I have created a chart with Helm that contains one deployment that launches a Docker image containing multiple discord bots in Python. Right now, the image only contains one bot, but could contain more in the future. When the chart is deployed onto my GCP cluster, the pod attempts to scale up:
Events:
Type Reason Age From Message
---- ------ ---- ---- -------
Warning FailedScheduling 25s gke.io/optimize-utilization-scheduler 0/4 nodes are available: 4 Insufficient cpu, 4 Insufficient memory.
Normal TriggeredScaleUp 18s cluster-autoscaler pod triggered scale-up: [{https://www.googleapis.com/compute/v1/projects/ocorg-334906/zones/northamerica-northeast1-b/instanceGroups/gk3-federado-default-pool-a7b1a13b-grp 2->3 (max: 1000)}]
I don't see any reason it should do so, other than there might be a slight cpu/mem spike to get the docker container running? Either way, 4 nodes seems excessive. Plus, wouldn't it attempt to spin up one pod once the usage dies down again?
Also, this is complicated by the fact that this is a somewhat recent problem. I have another deployment that works correctly but was recently having an issue scaling up as well (which I solved by restarting the cluster in a different google region). Could it be that the region simply doesn't have enough resources to spin up even one pod?
I have autoscaling in my helm chart disabled, but I know that GCP has the cluster-autoscaler automatically enabled. Is there any way I could disable this to avoid it trying and failing to allocate more resources?
I tried to deploy the chart and get a pod running, but instead the pod attempts to autoscale and fails to run.
CodePudding user response:
These messages are coming from the cluster autoscaler, a component which creates and destroys nodes. It's not anything in your Helm chart or Kubernetes YAML, and it's separate from the horizontal pod autoscaler if you have that configured.
Those messages are telling you:
- The cluster currently (before you've installed anything) is running 4 nodes
- The pod's configured
resources: { requests: }
don't fit on any of the existing nodes; no node has either enough CPU or enough memory to fit it - The cluster autoscaler believes the pod will fit on a new node
- A new node is being provisioned, with the goal that this pod will run there
This is only controlled by the resource requests in the existing pods. If a pod is using more memory than it requests, it won't block scheduling, but it could get evicted if the node runs out of memory.

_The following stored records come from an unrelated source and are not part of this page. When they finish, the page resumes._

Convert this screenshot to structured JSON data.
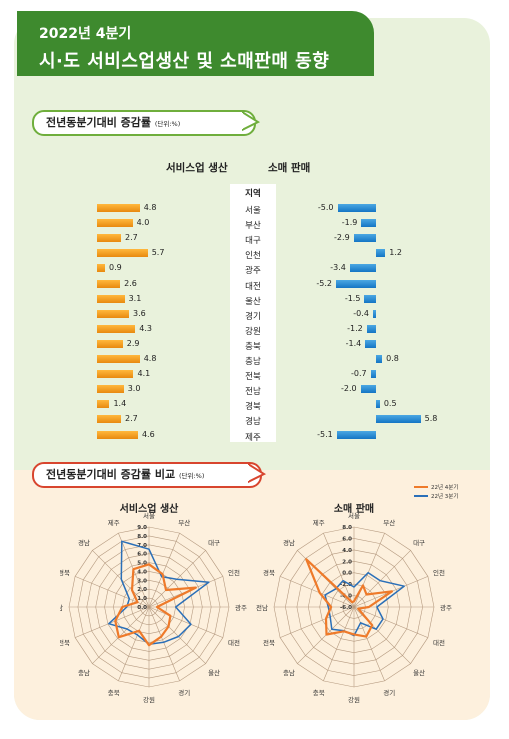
{
  "header": {
    "line1": "2022년 4분기",
    "line2": "시·도 서비스업생산 및 소매판매 동향"
  },
  "section1": {
    "title": "전년동분기대비 증감률",
    "unit": "(단위:%)"
  },
  "section2": {
    "title": "전년동분기대비 증감률 비교",
    "unit": "(단위:%)"
  },
  "colors": {
    "service": "#f39a1e",
    "retail": "#1e7fcc",
    "q4_2022": "#ee7a2a",
    "q3_2022": "#2a6fb8"
  },
  "chart_data": [
    {
      "type": "bar",
      "title": "",
      "series_labels": [
        "서비스업 생산",
        "소매 판매"
      ],
      "region_header": "지역",
      "categories": [
        "서울",
        "부산",
        "대구",
        "인천",
        "광주",
        "대전",
        "울산",
        "경기",
        "강원",
        "충북",
        "충남",
        "전북",
        "전남",
        "경북",
        "경남",
        "제주"
      ],
      "series": [
        {
          "name": "서비스업 생산",
          "values": [
            4.8,
            4.0,
            2.7,
            5.7,
            0.9,
            2.6,
            3.1,
            3.6,
            4.3,
            2.9,
            4.8,
            4.1,
            3.0,
            1.4,
            2.7,
            4.6
          ]
        },
        {
          "name": "소매 판매",
          "values": [
            -5.0,
            -1.9,
            -2.9,
            1.2,
            -3.4,
            -5.2,
            -1.5,
            -0.4,
            -1.2,
            -1.4,
            0.8,
            -0.7,
            -2.0,
            0.5,
            5.8,
            -5.1
          ]
        }
      ]
    },
    {
      "type": "radar",
      "title": "서비스업 생산",
      "categories": [
        "서울",
        "부산",
        "대구",
        "인천",
        "광주",
        "대전",
        "울산",
        "경기",
        "강원",
        "충북",
        "충남",
        "전북",
        "전남",
        "경북",
        "경남",
        "제주"
      ],
      "ticks": [
        "0.0",
        "1.0",
        "2.0",
        "3.0",
        "4.0",
        "5.0",
        "6.0",
        "7.0",
        "8.0",
        "9.0"
      ],
      "range": [
        0,
        9
      ],
      "series": [
        {
          "name": "22년 4분기",
          "values": [
            4.8,
            4.0,
            2.7,
            5.7,
            0.9,
            2.6,
            3.1,
            3.6,
            4.3,
            2.9,
            4.8,
            4.1,
            3.0,
            1.4,
            2.7,
            4.6
          ]
        },
        {
          "name": "22년 3분기",
          "values": [
            6.5,
            3.7,
            4.4,
            7.3,
            3.0,
            5.1,
            4.7,
            4.3,
            4.2,
            3.4,
            3.5,
            4.9,
            2.5,
            2.4,
            4.4,
            8.0
          ]
        }
      ]
    },
    {
      "type": "radar",
      "title": "소매 판매",
      "categories": [
        "서울",
        "부산",
        "대구",
        "인천",
        "광주",
        "대전",
        "울산",
        "경기",
        "강원",
        "충북",
        "충남",
        "전북",
        "전남",
        "경북",
        "경남",
        "제주"
      ],
      "ticks": [
        "-6.0",
        "-4.0",
        "-2.0",
        "0.0",
        "2.0",
        "4.0",
        "6.0",
        "8.0"
      ],
      "range": [
        -6,
        8
      ],
      "series": [
        {
          "name": "22년 4분기",
          "values": [
            -5.0,
            -1.9,
            -2.9,
            1.2,
            -3.4,
            -5.2,
            -1.5,
            -0.4,
            -1.2,
            -1.4,
            0.8,
            -0.7,
            -2.0,
            0.5,
            5.8,
            -5.1
          ]
        },
        {
          "name": "22년 3분기",
          "values": [
            -2.5,
            0.5,
            0.5,
            3.5,
            -2.0,
            -0.5,
            -0.5,
            -3.0,
            -1.0,
            -1.5,
            -0.5,
            -1.5,
            -1.5,
            -0.5,
            -1.5,
            -1.0
          ]
        }
      ]
    }
  ]
}
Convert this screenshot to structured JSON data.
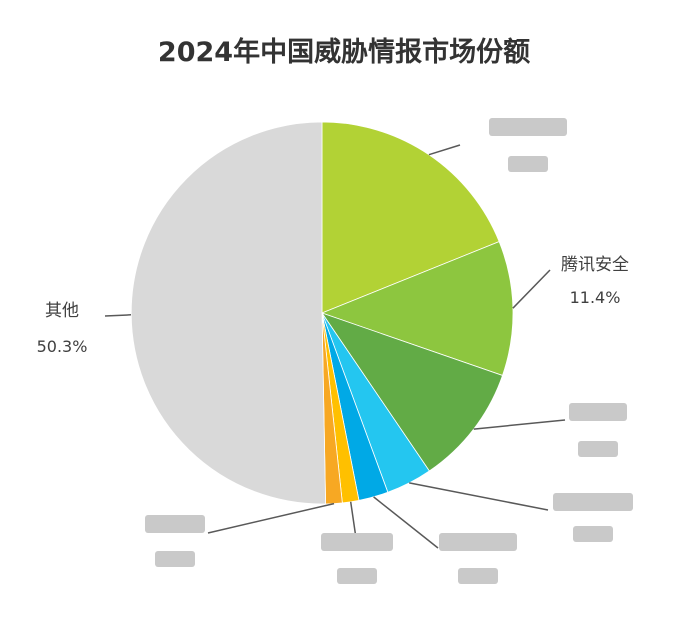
{
  "chart_data": {
    "type": "pie",
    "title": "2024年中国威胁情报市场份额",
    "slices": [
      {
        "label": "",
        "value": 18.9,
        "color": "#b2d235",
        "display": "",
        "obscured": true
      },
      {
        "label": "腾讯安全",
        "value": 11.4,
        "color": "#8dc63f",
        "display": "11.4%",
        "obscured": false
      },
      {
        "label": "",
        "value": 10.2,
        "color": "#62ab46",
        "display": "",
        "obscured": true
      },
      {
        "label": "",
        "value": 3.9,
        "color": "#24c6f0",
        "display": "",
        "obscured": true
      },
      {
        "label": "",
        "value": 2.5,
        "color": "#00a9e6",
        "display": "",
        "obscured": true
      },
      {
        "label": "",
        "value": 1.4,
        "color": "#ffc000",
        "display": "",
        "obscured": true
      },
      {
        "label": "",
        "value": 1.4,
        "color": "#f7a823",
        "display": "",
        "obscured": true
      },
      {
        "label": "其他",
        "value": 50.3,
        "color": "#d9d9d9",
        "display": "50.3%",
        "obscured": false
      }
    ],
    "start_angle": "12 o'clock",
    "direction": "clockwise",
    "legend": "none"
  }
}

So, the only thing this one pod is doing that affects the cluster is having large resource requests. If it only needs the additional memory during startup and you can tolerate it getting evicted during the startup phase, you could reduce the memory and CPU requests to only what it needs in steady-state runtime. (But note that some language runtimes are bad about returning unused memory to the OS; I don't know about Python specifically here but it's possible that the Kubernetes-observed memory usage will never decrease.)